Первый акт представляет собой интерпретацию шутливой поэмы «Граф Нулин», поставленной в лучших традициях фоменковской школы: с задором, выдумкой, романсами, с уважением к тексту и любовью к деталям. Незамысловатая история о неудачливом герое-любовнике играется на совсем небольшом пространстве: в распоряжении актеров лишь несколько метров перед задником, часть балкона и лестницы. Но и в таких условиях им удается представить сразу несколько мест действия: не только залы помещичьей усадьбы, но и двор, и даже поле, где ночует барин-охотник. Над всем этим под колосниками «висит» комната Лидина – соседа-помещика, который у Фоменко внезапно приобретает сходство со своим литературным создателем.
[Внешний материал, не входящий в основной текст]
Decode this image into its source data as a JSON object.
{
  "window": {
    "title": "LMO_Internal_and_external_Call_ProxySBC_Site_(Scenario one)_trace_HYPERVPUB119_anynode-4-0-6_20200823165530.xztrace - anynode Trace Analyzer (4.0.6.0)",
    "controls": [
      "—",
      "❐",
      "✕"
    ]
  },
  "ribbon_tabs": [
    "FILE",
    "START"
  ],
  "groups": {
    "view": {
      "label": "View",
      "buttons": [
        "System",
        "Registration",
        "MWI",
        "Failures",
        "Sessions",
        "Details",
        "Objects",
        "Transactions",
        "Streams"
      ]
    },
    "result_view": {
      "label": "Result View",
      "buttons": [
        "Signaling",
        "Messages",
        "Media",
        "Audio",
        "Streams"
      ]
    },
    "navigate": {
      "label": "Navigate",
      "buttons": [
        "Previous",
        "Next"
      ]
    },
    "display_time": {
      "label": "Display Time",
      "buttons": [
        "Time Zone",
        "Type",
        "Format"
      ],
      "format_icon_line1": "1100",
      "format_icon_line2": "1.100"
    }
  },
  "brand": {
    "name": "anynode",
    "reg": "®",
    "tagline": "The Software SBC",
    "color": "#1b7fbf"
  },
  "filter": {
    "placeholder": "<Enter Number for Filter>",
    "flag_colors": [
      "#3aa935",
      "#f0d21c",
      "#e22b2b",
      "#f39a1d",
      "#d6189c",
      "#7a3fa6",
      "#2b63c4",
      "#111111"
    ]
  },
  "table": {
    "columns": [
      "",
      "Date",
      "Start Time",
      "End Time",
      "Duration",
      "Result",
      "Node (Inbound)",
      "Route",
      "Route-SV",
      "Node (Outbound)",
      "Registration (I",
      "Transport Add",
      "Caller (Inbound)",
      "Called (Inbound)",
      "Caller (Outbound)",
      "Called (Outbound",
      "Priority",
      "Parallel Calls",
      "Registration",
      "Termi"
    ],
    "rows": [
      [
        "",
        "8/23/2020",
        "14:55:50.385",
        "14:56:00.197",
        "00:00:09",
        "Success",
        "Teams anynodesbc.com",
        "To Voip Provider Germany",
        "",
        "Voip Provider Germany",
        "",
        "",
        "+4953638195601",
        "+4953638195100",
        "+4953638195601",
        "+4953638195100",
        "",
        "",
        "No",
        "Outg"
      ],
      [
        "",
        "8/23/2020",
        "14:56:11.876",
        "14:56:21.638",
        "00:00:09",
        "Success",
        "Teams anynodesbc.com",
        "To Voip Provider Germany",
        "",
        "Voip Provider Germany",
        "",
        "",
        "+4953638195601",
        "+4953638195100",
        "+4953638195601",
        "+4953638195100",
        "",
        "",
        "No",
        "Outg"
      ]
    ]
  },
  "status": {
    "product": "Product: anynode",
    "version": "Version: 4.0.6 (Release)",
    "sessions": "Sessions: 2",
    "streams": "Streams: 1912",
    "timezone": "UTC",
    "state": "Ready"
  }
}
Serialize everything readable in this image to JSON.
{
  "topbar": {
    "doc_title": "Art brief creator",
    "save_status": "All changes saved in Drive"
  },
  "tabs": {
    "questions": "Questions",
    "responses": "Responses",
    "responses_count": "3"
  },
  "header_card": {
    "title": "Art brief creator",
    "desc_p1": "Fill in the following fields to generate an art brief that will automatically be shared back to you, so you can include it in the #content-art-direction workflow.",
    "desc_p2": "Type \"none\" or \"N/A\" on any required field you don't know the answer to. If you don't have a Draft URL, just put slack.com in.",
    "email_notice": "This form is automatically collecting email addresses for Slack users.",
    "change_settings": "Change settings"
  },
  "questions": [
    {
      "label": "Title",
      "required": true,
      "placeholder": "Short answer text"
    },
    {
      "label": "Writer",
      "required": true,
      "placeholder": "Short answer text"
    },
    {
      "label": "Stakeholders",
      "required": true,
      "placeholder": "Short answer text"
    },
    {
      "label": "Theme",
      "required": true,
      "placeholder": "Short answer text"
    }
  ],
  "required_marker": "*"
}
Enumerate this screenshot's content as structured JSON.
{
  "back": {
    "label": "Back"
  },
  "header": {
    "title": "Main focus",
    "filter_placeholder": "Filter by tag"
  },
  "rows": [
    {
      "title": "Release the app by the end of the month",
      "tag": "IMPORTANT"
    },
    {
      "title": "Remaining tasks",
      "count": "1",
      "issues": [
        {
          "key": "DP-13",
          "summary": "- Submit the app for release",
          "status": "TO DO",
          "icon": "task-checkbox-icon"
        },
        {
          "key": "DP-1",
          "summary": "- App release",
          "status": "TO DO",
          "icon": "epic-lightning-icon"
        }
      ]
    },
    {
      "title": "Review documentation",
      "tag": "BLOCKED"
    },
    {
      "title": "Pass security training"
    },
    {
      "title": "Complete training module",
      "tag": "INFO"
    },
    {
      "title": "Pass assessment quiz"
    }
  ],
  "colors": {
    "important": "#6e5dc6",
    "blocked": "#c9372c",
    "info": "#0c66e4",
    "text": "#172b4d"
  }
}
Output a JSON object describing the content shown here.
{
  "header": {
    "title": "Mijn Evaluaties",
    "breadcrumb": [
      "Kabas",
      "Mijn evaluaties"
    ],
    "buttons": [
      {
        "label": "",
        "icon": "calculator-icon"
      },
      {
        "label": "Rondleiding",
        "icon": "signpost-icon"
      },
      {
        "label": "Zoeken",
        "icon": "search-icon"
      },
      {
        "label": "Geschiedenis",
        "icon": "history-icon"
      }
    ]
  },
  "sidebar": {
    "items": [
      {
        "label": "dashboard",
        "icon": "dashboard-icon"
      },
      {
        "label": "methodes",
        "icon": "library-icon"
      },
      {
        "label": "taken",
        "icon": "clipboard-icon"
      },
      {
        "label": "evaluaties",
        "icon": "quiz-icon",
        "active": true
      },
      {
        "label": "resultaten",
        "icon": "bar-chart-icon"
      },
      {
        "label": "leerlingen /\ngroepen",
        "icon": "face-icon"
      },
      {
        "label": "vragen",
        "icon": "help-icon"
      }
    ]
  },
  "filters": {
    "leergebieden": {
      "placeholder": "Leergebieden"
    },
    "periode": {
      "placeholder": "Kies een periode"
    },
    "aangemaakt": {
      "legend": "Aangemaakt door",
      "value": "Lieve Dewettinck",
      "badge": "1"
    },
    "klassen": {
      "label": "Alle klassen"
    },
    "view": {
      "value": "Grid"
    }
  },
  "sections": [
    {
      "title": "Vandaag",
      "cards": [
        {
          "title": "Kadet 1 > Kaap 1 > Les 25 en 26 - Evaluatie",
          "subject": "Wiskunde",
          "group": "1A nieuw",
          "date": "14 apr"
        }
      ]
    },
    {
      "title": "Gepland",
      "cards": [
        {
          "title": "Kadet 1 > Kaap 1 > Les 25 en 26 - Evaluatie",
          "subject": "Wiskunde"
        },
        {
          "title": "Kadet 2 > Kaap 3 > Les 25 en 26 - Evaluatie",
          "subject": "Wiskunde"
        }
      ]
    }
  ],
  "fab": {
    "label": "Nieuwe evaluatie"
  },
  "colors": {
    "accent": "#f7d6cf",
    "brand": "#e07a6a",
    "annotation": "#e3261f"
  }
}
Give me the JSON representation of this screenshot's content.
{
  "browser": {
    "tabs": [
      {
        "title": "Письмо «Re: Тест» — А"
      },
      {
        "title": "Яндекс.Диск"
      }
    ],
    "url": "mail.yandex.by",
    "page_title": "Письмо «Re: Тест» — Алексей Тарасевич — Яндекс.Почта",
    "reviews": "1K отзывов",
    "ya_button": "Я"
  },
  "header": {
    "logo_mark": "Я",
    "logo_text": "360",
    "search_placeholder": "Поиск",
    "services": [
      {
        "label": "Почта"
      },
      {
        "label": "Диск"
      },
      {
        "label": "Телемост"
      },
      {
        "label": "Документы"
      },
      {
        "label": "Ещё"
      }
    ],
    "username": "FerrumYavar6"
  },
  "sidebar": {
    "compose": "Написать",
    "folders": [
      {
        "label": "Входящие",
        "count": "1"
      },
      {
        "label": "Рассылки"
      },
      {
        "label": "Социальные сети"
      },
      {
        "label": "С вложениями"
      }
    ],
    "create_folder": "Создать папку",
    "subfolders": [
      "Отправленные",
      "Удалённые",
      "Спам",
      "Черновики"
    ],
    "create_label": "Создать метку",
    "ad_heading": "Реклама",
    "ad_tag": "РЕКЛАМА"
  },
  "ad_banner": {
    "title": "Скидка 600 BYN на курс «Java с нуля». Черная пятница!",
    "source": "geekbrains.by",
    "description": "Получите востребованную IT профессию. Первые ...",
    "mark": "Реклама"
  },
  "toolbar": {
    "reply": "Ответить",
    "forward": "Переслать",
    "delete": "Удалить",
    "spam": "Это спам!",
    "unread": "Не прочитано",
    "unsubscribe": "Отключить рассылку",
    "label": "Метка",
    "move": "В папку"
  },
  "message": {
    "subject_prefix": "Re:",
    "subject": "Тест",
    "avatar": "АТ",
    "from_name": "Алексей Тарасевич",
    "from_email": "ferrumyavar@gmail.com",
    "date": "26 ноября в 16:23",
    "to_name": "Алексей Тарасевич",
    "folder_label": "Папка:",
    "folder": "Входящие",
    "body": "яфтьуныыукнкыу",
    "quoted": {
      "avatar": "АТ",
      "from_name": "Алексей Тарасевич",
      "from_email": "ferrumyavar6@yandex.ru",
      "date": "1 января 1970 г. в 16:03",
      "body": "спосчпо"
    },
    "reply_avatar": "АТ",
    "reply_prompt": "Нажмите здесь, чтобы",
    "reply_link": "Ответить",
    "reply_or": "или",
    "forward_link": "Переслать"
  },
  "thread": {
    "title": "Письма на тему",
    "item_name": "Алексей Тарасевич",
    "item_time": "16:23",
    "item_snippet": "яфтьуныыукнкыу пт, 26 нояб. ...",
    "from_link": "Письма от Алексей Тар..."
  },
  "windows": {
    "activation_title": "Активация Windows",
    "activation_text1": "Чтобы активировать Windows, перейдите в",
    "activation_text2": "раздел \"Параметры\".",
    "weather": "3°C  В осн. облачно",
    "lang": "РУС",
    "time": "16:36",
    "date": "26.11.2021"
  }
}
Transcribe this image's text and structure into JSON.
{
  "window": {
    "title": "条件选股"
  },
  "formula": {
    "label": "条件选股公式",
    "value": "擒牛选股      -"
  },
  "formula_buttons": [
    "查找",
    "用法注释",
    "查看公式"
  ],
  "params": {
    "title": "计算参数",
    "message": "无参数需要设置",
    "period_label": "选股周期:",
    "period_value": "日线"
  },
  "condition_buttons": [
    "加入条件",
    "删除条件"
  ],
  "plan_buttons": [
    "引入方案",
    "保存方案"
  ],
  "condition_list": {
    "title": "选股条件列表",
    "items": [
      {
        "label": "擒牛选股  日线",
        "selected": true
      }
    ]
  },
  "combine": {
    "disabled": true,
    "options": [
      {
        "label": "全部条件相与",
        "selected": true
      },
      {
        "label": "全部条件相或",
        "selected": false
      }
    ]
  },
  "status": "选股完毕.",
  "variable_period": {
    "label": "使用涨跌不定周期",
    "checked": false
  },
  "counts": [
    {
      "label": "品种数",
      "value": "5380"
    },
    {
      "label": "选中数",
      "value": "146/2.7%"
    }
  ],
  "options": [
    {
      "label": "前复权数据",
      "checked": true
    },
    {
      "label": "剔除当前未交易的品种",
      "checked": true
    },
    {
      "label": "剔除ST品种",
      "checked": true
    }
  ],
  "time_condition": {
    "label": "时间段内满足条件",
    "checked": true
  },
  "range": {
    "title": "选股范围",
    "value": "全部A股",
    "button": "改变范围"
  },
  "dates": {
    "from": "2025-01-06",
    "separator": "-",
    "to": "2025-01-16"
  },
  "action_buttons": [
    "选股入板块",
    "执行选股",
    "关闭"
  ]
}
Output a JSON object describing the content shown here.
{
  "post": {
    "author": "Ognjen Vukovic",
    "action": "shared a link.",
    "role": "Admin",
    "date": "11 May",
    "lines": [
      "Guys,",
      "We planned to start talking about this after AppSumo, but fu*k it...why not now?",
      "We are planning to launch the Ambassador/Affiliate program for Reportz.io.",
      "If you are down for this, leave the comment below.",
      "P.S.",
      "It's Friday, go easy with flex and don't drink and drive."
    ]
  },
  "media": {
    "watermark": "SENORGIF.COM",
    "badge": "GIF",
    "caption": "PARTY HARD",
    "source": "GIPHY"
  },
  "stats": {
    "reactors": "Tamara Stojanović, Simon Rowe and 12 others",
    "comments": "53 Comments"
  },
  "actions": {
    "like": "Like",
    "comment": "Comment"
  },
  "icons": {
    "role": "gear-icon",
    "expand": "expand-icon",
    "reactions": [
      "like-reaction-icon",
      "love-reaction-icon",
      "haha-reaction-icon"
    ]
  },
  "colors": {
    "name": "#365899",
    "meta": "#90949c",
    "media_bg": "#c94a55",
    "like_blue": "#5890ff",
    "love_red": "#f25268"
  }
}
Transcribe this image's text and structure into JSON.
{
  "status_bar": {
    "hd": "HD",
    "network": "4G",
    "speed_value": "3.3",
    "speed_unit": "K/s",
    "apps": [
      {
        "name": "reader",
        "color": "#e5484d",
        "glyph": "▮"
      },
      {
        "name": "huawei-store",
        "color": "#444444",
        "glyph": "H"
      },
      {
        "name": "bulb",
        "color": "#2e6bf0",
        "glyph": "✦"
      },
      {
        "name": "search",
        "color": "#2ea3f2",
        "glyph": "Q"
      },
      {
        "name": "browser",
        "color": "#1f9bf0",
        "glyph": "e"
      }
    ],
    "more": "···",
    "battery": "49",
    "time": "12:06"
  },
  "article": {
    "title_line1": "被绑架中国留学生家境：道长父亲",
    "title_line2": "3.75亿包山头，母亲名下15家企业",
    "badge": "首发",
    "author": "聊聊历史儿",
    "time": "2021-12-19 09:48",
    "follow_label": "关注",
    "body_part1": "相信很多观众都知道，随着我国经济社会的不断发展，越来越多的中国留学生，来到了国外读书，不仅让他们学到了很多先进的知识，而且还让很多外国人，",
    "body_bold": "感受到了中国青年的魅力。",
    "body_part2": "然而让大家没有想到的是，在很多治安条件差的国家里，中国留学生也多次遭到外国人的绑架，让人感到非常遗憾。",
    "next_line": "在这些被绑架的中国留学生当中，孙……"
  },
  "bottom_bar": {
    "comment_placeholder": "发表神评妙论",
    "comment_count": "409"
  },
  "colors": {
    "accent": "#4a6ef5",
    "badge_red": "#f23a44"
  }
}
Множественность мест действия в первом акте отражает полифоническую структуру всего спектакля. Здесь у каждого героя своя история: слуга Нулина француз Пикар не менее интересен, чем его хозяин. Как интересен и Лепорелло, сопровождающий Дон Гуана в следующей части.
«Граф Нулин» в спектакле имеет подзаголовок «Сентиментальный анекдот». Соответственно и играют актеры с юмором, заставляя зал хохотать над тем, как граф теряет парик или как барин неслучайно оговаривается и зовет горничную Парашу вместо жены Натальи Павловны. Вещи переворачиваются с ног на голову, в буквальном смысле: в какой-то момент задник падает и перед зрителем предстает полотно Рубенса «Тарквиний и Лукреция». Это происходит тогда, когда влюбленный граф пробирается в спальню хозяйки. Когда же он терпит фиаско, то спасаясь бегством, срывает портьеру. Восстанавливая порядок, Рубенса повесят наизнанку. Тарквиний окажется повержен, а Лукреция наоборот бесстыдно вскинет ноги и развернется в иную сторону: по отношению к Лидину-Пушкину, что, конечно, также неслучайно. Ирония проходит красной нитью через весь спектакль: в действии постоянно сочетаются смех и слезы, остроты и серьезные размышления.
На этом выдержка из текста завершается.